Par Jérôme Bodin  |   |  493  mots
Contrairement à une idée reçue, la pratique de la langue française est utile au développement industriel et commercial, car elle évite une standardisation absolue des modes de pensée. Par Jérôme Bodin, analyste, Natixis

Plusieurs rapports récents ont mis en avant la francophonie comme un levier important de croissance économique. Nous déplorons toutefois une approche encore trop institutionnelle de la francophonie. Si l'Etat français a un rôle important à jouer via ses nombreux satellites publics, il n'est plus l'unique outil de la promotion du français. L'essentiel du potentiel de rebond se situe dans les groupes privés. C'est précisément ici, qu'à l'heure actuelle, se perd la bataille linguistique. Non pas que les entreprises et leurs salariés ne soient pas attachés au français, mais ils ne sont ni encadrés ni encouragés à promouvoir leur langue et donc leur spécificité. Petit à petit, l'utilisation du français recule dans le monde des affaires. Il convient enfin de reconnaître à l'entreprise privée un rôle central dans la francophonie.

Le Français, une force commerciale

Car contrairement à une idée reçue, le français est une force commerciale et industrielle. Dans la mondialisation, l'uniformisation des modes de pensée (et donc des pratiques linguistiques) est une faiblesse. Promouvoir l'utilisation du français dans l'entreprise, c'est faciliter les échanges entre francophones, mais c'est aussi et surtout permettre de penser et produire en français. Et donc de proposer au monde un bien ou un service construit différemment. Les francophones doivent enfin prendre conscience que leur langue est un facteur de production rare, par nature recherché dans notre monde ouvert.

L'anglais restera pour longtemps la langue véhiculaire du commerce, son utilisation est donc nécessaire et surtout utile. Mais le français doit enfin être perçu comme une autre langue pivot des affaires. A défaut d'autres langues et modes de pensée s'imposeront, avec pour conséquence une perte irrémédiable de compétitivité des entreprises francophones mais aussi des locuteurs francophones sur un marché du travail de plus en plus mondialisé.

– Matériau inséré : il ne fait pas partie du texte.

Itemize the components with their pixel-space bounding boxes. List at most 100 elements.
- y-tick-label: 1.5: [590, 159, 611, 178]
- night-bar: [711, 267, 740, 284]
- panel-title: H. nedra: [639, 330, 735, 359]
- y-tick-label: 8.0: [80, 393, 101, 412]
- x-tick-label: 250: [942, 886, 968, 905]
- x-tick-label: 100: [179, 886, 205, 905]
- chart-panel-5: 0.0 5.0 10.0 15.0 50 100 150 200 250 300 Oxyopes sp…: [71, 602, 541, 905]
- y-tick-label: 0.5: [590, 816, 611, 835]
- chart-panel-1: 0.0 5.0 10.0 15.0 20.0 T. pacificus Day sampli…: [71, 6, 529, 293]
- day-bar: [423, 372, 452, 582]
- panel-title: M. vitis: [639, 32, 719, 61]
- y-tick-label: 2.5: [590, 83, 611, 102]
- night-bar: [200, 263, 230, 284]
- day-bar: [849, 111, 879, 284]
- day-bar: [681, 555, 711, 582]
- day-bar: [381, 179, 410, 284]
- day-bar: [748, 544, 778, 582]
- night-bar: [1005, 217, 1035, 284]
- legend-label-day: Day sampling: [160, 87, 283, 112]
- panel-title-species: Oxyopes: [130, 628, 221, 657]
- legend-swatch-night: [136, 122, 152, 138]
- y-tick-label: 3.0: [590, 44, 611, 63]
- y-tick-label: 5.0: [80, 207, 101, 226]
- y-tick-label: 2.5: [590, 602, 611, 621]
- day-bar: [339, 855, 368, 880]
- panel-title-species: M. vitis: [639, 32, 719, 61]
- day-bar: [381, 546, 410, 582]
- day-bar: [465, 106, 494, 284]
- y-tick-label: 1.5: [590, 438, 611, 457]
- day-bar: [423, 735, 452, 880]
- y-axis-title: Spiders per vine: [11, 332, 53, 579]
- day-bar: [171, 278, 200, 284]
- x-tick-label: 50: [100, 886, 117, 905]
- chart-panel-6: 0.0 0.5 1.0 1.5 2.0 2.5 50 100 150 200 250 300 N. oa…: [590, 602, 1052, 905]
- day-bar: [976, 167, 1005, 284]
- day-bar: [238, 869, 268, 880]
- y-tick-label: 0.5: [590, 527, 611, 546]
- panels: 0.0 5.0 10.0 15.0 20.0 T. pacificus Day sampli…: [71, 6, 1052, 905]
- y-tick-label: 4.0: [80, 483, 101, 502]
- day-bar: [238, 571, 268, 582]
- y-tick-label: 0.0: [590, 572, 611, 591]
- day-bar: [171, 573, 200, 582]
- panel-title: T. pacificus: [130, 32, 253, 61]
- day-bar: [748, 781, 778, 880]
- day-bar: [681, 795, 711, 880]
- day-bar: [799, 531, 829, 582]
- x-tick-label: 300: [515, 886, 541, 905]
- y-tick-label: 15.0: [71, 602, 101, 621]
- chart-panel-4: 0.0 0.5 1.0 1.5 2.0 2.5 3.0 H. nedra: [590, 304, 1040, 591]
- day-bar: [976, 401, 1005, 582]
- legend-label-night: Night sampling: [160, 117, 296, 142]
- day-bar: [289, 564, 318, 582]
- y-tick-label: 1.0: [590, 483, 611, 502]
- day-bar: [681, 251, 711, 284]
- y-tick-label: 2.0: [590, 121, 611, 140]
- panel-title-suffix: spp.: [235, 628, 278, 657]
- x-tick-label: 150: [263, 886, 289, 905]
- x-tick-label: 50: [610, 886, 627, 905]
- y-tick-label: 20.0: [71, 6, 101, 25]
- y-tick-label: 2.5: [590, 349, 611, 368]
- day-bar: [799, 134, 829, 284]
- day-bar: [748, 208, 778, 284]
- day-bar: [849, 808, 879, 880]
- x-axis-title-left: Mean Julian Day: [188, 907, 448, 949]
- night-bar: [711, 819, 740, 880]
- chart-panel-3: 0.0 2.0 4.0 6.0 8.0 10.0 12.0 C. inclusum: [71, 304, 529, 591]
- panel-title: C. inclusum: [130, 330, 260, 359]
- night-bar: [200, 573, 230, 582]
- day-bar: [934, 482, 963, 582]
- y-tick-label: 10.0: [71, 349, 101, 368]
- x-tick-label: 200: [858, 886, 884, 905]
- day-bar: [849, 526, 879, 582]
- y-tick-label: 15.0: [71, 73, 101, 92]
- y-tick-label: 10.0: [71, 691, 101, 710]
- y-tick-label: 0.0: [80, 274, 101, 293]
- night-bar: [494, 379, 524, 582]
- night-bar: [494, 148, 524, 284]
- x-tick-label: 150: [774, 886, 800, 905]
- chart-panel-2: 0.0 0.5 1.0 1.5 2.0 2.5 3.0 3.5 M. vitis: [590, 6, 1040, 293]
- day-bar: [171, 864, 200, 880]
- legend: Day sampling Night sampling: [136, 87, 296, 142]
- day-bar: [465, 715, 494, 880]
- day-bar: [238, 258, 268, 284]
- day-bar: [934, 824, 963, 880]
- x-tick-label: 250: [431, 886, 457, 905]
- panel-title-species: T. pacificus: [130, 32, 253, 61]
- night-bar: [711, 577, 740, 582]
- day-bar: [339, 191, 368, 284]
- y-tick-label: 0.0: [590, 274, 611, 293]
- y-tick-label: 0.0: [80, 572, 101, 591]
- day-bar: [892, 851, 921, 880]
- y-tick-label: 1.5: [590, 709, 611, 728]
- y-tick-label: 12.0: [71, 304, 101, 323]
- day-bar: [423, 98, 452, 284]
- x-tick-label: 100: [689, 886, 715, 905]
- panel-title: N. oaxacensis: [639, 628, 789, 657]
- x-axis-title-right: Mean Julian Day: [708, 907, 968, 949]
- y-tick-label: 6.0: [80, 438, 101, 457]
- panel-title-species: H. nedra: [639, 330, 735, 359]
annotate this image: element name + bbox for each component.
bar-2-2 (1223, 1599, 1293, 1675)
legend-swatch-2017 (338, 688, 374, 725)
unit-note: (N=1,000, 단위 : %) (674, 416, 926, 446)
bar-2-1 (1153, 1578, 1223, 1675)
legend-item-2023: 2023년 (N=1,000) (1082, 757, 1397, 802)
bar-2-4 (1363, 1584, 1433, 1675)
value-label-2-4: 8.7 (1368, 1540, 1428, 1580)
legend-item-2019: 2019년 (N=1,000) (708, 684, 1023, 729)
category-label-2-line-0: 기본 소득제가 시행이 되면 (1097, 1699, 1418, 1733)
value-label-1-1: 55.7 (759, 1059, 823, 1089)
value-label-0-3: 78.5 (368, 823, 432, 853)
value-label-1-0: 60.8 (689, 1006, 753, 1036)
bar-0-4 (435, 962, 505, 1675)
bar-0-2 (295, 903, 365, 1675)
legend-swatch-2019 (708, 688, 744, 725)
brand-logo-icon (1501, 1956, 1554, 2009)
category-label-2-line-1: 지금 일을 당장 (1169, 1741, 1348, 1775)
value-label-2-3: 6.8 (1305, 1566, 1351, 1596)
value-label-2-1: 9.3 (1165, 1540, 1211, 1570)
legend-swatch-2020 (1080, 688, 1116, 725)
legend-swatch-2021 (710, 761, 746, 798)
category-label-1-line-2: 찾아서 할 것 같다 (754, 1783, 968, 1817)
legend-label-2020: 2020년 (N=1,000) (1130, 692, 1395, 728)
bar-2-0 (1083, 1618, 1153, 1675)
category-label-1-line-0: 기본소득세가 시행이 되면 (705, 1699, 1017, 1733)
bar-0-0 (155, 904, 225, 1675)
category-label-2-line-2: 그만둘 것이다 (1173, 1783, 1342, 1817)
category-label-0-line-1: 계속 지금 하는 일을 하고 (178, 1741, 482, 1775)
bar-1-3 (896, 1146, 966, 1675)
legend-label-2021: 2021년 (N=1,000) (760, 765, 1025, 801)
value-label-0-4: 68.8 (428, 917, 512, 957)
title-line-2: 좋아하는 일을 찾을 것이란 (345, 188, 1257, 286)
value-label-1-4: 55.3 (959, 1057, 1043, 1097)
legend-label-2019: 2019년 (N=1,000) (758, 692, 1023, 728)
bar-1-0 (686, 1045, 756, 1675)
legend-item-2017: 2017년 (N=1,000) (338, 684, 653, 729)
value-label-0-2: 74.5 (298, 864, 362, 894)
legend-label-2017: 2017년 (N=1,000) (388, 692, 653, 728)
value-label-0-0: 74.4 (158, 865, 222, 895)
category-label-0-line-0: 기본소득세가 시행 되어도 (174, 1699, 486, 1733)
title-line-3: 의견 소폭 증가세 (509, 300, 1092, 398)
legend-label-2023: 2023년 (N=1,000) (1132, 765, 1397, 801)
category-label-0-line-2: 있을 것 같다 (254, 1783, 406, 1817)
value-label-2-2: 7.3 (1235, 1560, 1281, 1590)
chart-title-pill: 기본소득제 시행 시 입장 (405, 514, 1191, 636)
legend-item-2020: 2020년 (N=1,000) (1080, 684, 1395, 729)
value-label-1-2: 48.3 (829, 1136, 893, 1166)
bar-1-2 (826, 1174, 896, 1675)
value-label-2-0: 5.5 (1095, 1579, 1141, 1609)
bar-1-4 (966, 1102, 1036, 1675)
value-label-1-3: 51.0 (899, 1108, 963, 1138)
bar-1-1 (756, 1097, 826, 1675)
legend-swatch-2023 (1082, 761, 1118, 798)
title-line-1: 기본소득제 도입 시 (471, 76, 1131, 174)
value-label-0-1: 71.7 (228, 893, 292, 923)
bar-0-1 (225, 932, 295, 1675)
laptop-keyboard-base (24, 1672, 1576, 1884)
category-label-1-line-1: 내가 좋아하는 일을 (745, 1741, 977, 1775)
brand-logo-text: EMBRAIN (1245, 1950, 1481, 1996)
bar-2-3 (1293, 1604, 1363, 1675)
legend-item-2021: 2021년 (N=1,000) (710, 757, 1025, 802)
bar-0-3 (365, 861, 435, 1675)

 Des mesures simples pour promouvoir le français

 Nous proposons ainsi que l'État français initie une charte par laquelle les entreprises francophones signataires s'engageraient à promouvoir le français en échange éventuellement d'aménagements fiscaux. Ces engagements pourraient être simples et peu coûteux, comme celui d'utiliser systématiquement le français dans les présentations internes, de former les cadres étrangers au français ou encore de libérer une heure de temps de travail à chaque salarié francophone pour former ses collègues non francophones. Ces mesures permettraient de donner une nouvelle impulsion concrète, moderne et efficace à la francophonie mais aussi de renforcer la culture d'entreprise de ces groupes. Elles constituent autant d'atouts pour les groupes privés français et francophones d'accélérer leur ouverture au monde et de s'inscrire beaucoup plus solidement qu'ils ne l'ont pour le moment fait dans la mondialisation. La francophonie s'imposera alors définitivement pour ce qu'elle est : une ouverture vers le monde et non un repli sur soi.